Optimizing Variable Radius Plot Size and LiDAR Resolution to Model Standing Volume in Conifer Forests

Abstract

The conventional approach to LiDAR-based forest inventory modeling depends on field sample data from fixed-radius plots (FRP). Because FRP sampling is cost intensive, combining variable-radius plot (VRP) sampling and LiDAR data has the potential to improve inventory efficiency. The overarching goal of this study was to evaluate the integration of LiDAR and VRP data. FRP and VRP plots using different basal-area factors (BAF) were colocated in 6 conifer stands near Alberta, Michigan, in the United States.

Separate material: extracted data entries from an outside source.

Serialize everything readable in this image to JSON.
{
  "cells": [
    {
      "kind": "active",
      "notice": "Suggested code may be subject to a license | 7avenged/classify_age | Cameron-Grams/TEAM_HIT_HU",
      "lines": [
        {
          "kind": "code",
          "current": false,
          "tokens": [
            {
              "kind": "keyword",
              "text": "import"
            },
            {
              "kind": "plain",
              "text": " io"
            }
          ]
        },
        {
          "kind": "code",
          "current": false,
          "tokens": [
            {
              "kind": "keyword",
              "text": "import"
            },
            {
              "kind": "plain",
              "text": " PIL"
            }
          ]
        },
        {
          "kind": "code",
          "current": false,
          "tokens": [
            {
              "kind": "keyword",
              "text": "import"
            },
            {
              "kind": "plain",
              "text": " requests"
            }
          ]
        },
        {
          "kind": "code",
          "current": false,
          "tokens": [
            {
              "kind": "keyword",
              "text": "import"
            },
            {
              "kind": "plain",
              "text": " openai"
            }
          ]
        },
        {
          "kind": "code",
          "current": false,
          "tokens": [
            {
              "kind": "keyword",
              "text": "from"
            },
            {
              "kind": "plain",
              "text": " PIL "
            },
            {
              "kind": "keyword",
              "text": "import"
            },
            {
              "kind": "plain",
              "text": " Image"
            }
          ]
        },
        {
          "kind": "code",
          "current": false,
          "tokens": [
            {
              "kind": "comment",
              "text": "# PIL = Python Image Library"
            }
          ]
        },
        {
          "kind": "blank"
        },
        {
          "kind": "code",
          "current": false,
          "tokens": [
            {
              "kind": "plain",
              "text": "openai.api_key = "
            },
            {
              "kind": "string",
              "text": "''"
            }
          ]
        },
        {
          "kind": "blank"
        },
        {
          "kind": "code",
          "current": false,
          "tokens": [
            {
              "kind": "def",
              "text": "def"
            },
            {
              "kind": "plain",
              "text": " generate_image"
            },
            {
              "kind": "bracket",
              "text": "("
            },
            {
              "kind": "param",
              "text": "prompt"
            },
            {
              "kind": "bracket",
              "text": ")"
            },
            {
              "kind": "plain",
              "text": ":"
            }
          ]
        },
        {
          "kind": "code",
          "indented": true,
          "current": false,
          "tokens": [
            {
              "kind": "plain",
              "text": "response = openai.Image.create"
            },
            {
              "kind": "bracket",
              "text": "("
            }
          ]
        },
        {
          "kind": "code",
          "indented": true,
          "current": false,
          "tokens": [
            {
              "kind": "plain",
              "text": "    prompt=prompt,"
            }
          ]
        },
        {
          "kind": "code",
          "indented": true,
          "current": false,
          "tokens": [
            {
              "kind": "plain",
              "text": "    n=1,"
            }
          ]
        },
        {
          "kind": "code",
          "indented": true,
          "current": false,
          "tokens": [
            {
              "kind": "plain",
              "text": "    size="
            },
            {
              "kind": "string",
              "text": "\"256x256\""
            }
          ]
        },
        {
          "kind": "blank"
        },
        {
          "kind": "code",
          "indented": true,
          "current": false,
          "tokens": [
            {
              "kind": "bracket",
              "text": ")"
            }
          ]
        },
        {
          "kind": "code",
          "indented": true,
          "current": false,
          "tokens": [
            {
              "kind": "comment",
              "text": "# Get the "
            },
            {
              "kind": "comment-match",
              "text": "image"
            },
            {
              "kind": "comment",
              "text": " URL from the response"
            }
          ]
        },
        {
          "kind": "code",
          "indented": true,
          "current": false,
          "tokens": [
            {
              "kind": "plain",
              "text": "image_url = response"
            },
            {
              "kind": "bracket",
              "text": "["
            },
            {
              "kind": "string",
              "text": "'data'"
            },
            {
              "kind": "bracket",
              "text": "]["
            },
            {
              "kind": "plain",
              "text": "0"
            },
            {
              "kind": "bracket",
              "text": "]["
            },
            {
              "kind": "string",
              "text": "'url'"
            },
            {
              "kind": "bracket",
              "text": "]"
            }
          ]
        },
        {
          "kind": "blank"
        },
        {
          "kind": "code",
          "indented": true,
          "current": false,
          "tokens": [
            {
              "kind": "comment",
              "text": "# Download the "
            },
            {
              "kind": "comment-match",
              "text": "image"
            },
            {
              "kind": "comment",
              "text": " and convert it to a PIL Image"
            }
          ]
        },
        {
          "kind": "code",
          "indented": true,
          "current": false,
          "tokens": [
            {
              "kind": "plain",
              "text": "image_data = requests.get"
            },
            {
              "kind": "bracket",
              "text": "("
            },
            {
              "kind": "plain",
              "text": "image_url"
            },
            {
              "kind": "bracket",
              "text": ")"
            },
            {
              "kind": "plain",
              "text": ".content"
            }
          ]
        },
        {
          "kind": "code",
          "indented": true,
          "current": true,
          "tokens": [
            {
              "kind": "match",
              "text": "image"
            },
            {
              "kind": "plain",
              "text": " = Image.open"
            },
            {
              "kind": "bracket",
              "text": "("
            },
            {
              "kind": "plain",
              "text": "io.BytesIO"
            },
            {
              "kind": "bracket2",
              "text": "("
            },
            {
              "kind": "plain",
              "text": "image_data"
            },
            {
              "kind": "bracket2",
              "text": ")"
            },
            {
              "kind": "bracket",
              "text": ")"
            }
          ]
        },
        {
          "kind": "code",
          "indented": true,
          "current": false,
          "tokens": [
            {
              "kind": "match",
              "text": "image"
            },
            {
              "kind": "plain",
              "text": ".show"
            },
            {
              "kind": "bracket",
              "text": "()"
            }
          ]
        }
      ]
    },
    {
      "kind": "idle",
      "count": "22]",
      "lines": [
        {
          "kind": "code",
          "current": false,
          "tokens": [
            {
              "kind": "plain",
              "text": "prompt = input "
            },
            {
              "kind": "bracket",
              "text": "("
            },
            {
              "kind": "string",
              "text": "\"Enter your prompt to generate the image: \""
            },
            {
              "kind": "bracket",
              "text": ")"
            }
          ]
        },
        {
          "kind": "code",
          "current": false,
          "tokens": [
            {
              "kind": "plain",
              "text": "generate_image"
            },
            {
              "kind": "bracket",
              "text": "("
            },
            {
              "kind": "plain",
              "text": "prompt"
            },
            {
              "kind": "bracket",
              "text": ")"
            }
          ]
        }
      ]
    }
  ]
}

A suite of LiDAR metrics was developed for 24 different resolutions at each plot location, and a number of nonparametric prediction models were evaluated to identify an optimal LiDAR resolution and an optimal scale of VRP to spatially extend the data. An FRP-based model had root mean square error (RMSE) of 31.8 m3 ha−1, whereas the top VRP-based models were somewhat less precise, with RMSE of 38.0 m3 ha−1 and 45.8 m3 ha−1 using BAF 2.06 m2 ha−1 and BAF 2.29 m2 ha−1, respectively. The optimal LiDAR resolution for the VRP data was found to be 18 m for the selected stands, and plot-level estimates based on a model using BAF 2.29 m2 ha−1 were statistically equivalent to the FRP measurements. The use of VRP data shows promise and can substitute for FRP measurements to improve efficiency.